Bernoulli Distribution
What is the Bernoulli distribution?
The Bernoulli distribution is used to find probabilities for a single Bernoulli trial. A Bernoulli trial is a single experiment whose outcome is one of only two possible values, such as one or zero, success or failure, or non-defective or defective. The probability of the outcome of interest (e.g., success) is p, and the probability of the alternative outcome is 1 − p.
A classic example of a Bernoulli trial is a coin flip. The probability of heads is P(heads), and the probability of tails is 1 – P(heads). If the coin is fair, the probability of either outcome is 0.5. Other examples of Bernoulli trials include a pass/fail evaluation of a product, or whether a customer purchases an item after receiving a marketing offer.
When do you use a Bernoulli distribution?

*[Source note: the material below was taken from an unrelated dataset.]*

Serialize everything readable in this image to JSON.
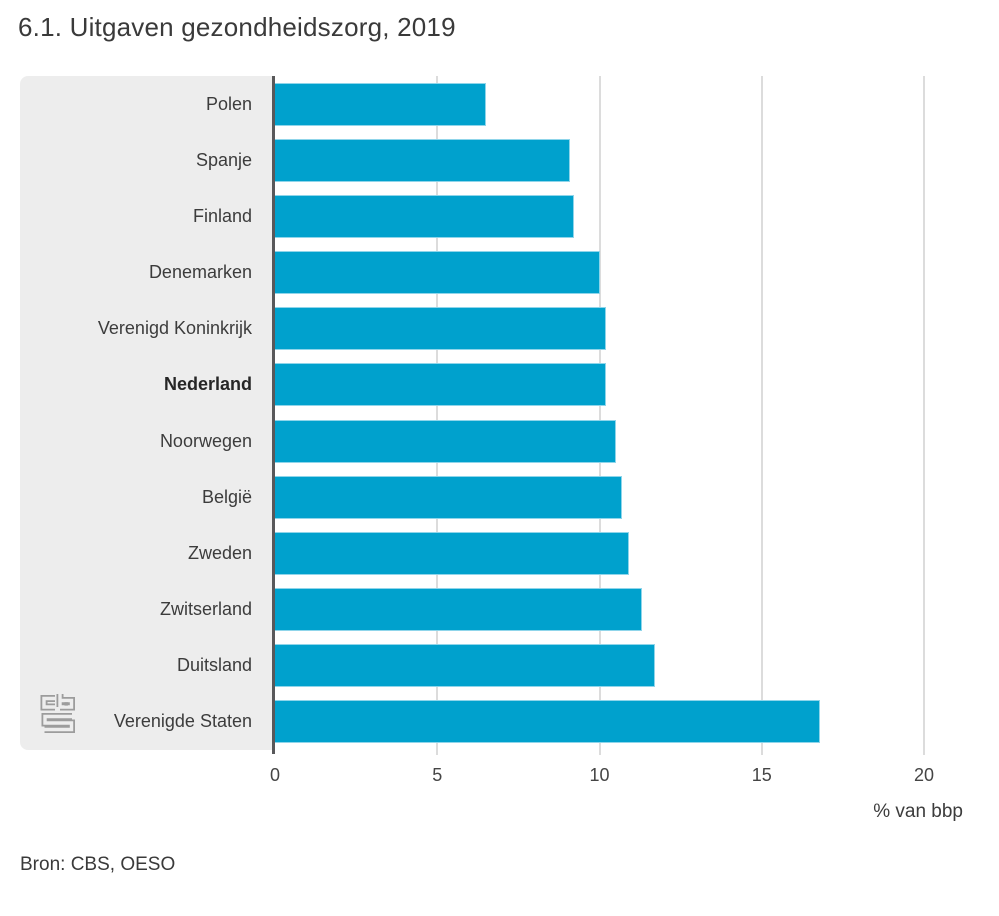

The Bernoulli distribution is used to model the results of a Bernoulli trial. The trials must be independent and the probability, p, of the outcome of interest in each trial must remain constant. How might you estimate this probability? Let’s call the outcome of interest Success. You might collect data from multiple trials and use the ratio of the number of successes to the number of trials as an estimate of the probability of Success in any one trial. Or you might model the probability of Success as a function of independent variables. This model is often a logistic regression model
What are the characteristics of a Bernoulli distribution?
The graphs below illustrate Bernoulli outcomes where p = 0.5, p = 0.6, and p = 0.1.
Examples of Bernoulli random variables
In the coin flip example above, the Bernoulli random variable is the outcome of one coin flip: heads or tails. Other examples of Bernoulli random variables include whether an item from a manufacturing process is defective or not, or if a patient in a clinical trial shows improvement or not. More commonly, though, a sample of data does not consist of just one trial, but of multiple independent Bernoulli trials.
To find the probabilities associated with outcomes of multiple Bernoulli trials, you use the binomial distribution. In fact, the Bernoulli distribution is just the binomial distribution with a single trial. Other distributions that involve Bernoulli trials are the geometric and negative binomial distributions. The geometric distribution gives probabilities associated with the number of trials until the first success. The negative binomial distribution gives probabilities associated with the number of trials until the k-th success.